To confirm the role of ESM-1 in the progress of STEMI, we performed a correlation analysis for ESM-1 and hs-CRP, and it was found that the level of ESM-1 enhanced the increase of inflammatory factors, indicating there was a positive correlation between ESM-1 and hs-CRP (r=0.535, P<0.001). Thus, ESM-1, the marker of endothelial function disorder, and inflammatory factors such as hs-CRP participated in the cause and progression of coronary heart disease and acute events of coronary artery, in which ESM-1 activated the emission of inflammatory factors such as hs-CRP, and inflammatory factors in turn, promoted the expression of ESM-1. This has rarely been reported in the literature. Thus, future investigations are to examine the correlation between ESM-1 and ACS.

In this study, we found no statistically significant differences (P>0.05) in comparison of occurrence rate of ischemic endpoint events in 30 days in two groups, which was consistent with the results in literature (14), possibly due to the small number of samples. In addition, there was no statistically significant difference in comparison of occurrence rate of bleeding events (P>0.05), suggesting that no significant increase was seen in risk of bleeding events in ticagrelor group compared to the clopidogrel group and ticagrelor is safe and effective for patients.
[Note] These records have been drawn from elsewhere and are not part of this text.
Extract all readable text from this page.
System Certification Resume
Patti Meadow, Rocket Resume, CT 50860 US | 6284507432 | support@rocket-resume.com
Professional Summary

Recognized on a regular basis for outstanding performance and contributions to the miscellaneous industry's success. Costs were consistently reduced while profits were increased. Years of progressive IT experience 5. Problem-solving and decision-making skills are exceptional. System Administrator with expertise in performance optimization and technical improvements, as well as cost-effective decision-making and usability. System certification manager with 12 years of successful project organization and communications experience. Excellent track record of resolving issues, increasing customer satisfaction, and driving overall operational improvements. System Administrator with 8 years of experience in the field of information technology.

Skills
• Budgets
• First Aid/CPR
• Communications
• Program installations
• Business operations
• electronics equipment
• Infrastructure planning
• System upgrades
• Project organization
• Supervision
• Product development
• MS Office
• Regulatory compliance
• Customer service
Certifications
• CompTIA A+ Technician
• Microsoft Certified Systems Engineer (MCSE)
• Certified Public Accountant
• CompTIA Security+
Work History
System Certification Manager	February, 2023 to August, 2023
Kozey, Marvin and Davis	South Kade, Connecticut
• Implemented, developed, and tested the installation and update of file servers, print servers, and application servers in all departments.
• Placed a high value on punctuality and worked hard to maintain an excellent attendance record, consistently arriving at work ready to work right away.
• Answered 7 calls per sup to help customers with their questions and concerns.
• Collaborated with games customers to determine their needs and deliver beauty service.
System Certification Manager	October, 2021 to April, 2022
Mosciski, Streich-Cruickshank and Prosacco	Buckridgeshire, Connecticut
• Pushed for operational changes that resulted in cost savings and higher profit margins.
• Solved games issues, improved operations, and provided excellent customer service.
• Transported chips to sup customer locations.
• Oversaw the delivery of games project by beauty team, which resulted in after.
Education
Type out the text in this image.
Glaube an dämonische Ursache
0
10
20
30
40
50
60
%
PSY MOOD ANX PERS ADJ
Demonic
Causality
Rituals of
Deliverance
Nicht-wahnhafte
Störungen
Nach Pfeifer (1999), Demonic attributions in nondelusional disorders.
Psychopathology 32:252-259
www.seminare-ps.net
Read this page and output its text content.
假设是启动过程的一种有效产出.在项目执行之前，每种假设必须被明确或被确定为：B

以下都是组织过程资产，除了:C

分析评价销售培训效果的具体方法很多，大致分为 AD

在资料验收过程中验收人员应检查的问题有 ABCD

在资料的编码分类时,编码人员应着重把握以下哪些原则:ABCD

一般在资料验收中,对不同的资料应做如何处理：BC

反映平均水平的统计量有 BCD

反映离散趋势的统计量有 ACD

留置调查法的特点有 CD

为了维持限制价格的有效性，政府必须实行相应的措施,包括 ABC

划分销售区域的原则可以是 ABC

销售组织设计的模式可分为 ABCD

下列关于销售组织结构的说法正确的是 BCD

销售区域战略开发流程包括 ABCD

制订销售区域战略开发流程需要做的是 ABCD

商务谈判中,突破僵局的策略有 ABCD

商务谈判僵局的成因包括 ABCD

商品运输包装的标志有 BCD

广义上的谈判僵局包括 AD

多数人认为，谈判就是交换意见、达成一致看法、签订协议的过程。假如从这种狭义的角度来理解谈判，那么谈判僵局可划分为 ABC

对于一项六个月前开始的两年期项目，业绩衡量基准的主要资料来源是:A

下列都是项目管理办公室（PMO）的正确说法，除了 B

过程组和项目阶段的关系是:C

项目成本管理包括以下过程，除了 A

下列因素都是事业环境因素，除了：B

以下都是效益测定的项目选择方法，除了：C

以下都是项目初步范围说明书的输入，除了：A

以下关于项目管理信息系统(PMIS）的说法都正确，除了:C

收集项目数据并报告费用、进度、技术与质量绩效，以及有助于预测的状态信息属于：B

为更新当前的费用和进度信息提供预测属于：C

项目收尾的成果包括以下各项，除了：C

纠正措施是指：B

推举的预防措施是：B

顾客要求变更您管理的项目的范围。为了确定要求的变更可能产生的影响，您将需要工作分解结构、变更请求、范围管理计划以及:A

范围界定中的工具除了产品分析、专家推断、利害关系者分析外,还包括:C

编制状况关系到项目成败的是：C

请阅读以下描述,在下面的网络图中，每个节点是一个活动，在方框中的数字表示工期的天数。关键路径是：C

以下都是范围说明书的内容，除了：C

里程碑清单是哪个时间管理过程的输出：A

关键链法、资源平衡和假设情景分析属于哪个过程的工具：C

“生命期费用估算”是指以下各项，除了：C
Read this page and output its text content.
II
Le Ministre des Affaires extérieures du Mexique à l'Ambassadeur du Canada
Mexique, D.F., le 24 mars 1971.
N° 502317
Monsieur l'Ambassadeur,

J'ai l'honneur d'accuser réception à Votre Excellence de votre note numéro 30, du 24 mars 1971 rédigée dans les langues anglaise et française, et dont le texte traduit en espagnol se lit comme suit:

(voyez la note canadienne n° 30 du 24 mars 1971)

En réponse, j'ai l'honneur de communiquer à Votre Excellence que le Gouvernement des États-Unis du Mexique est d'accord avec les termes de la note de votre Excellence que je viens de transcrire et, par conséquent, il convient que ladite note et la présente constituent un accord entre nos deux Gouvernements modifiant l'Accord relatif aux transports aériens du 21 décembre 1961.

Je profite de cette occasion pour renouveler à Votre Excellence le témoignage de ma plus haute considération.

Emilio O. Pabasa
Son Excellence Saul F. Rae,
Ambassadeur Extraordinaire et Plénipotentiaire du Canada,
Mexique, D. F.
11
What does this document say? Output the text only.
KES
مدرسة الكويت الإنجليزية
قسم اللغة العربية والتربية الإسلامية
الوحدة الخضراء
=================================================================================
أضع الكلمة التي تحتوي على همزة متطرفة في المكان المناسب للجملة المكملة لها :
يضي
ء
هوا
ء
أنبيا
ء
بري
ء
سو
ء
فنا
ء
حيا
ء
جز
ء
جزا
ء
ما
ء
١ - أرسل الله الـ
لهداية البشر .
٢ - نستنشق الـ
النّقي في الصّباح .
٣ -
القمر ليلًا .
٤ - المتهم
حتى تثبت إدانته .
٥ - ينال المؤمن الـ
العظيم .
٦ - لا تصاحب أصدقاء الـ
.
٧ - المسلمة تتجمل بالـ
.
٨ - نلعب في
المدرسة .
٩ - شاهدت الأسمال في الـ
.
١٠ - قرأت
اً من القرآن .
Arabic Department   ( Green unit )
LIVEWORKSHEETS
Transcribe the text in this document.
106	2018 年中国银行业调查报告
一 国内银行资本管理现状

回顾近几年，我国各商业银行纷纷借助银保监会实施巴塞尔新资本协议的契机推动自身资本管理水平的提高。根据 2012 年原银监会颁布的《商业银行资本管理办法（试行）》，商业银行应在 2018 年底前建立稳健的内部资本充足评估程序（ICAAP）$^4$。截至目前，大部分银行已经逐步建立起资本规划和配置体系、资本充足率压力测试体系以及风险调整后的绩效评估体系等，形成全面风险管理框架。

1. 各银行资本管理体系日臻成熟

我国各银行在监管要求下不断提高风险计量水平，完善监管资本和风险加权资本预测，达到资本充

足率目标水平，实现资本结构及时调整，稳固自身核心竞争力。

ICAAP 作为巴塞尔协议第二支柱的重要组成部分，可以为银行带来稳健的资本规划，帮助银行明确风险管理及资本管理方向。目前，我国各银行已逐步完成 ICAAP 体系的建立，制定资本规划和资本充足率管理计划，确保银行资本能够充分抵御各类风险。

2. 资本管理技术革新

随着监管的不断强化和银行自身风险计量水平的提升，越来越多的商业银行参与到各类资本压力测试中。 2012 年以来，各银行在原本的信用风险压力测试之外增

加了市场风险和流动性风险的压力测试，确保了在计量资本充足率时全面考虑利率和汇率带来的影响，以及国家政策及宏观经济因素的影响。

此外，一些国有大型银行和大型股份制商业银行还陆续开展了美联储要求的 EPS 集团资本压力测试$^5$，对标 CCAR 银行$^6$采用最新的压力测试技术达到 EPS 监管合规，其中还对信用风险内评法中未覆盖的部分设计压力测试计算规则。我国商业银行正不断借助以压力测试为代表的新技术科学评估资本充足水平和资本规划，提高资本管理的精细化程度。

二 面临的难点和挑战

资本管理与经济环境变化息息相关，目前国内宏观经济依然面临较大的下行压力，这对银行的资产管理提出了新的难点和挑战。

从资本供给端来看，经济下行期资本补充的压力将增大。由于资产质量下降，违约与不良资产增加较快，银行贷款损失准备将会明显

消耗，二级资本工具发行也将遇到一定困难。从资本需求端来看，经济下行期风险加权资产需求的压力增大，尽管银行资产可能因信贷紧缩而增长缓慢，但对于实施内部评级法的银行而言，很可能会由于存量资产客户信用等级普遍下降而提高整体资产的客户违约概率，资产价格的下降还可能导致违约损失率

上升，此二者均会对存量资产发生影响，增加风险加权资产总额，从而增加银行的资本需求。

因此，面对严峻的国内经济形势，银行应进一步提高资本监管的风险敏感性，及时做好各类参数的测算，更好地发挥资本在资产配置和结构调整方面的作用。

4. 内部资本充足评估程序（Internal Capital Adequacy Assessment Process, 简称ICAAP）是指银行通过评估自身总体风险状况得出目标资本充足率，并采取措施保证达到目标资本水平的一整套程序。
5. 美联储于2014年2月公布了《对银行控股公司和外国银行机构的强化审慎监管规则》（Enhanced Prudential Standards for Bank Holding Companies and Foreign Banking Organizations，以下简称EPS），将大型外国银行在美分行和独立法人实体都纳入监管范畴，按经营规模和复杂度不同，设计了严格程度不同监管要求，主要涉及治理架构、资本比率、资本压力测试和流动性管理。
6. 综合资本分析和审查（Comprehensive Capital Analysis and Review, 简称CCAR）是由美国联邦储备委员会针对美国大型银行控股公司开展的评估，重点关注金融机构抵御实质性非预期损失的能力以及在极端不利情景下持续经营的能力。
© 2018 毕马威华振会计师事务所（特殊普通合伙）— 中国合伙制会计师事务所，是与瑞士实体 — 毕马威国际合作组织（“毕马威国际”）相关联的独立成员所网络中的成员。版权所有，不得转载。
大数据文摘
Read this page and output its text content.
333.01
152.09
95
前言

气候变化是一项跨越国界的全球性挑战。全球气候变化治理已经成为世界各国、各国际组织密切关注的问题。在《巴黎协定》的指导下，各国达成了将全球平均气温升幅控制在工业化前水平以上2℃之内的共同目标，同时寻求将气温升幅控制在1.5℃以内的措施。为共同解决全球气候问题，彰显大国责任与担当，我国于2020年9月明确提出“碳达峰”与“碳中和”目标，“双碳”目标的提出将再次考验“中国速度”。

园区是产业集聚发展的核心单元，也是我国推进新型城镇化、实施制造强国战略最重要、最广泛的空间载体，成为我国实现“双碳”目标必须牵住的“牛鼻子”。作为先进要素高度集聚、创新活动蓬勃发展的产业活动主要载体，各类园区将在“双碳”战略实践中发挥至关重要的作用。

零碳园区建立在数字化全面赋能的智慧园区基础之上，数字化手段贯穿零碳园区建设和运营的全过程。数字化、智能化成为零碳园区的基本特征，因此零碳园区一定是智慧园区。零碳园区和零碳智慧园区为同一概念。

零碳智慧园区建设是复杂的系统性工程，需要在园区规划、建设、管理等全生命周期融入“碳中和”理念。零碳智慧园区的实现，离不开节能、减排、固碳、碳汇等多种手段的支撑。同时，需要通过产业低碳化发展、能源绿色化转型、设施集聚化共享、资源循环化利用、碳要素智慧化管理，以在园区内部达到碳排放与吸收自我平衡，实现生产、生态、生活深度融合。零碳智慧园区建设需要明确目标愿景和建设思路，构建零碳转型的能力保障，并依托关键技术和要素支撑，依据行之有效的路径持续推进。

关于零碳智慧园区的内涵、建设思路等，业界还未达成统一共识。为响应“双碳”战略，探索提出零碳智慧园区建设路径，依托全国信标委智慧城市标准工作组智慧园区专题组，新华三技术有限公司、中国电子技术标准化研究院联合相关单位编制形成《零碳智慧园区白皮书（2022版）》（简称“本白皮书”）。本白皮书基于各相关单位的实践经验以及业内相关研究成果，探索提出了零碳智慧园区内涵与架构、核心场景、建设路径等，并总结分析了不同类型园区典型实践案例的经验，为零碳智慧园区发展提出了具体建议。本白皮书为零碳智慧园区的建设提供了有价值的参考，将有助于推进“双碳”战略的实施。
In conclusion, ticagrelor, in the treatment of patients with STEMI, can decrease the level of inflammatory factors, reduce the prevalence of inflammatory reactions rapidly and stabilize the functions of vascular endothelium to improve the stability of atherosclerosis plaque and decrease the occurrence rate of thrombosis as well as ischemic outcome events without any obvious increase in the risk of bleeding. Thus, ticagrelor should be recommended in clinical practice.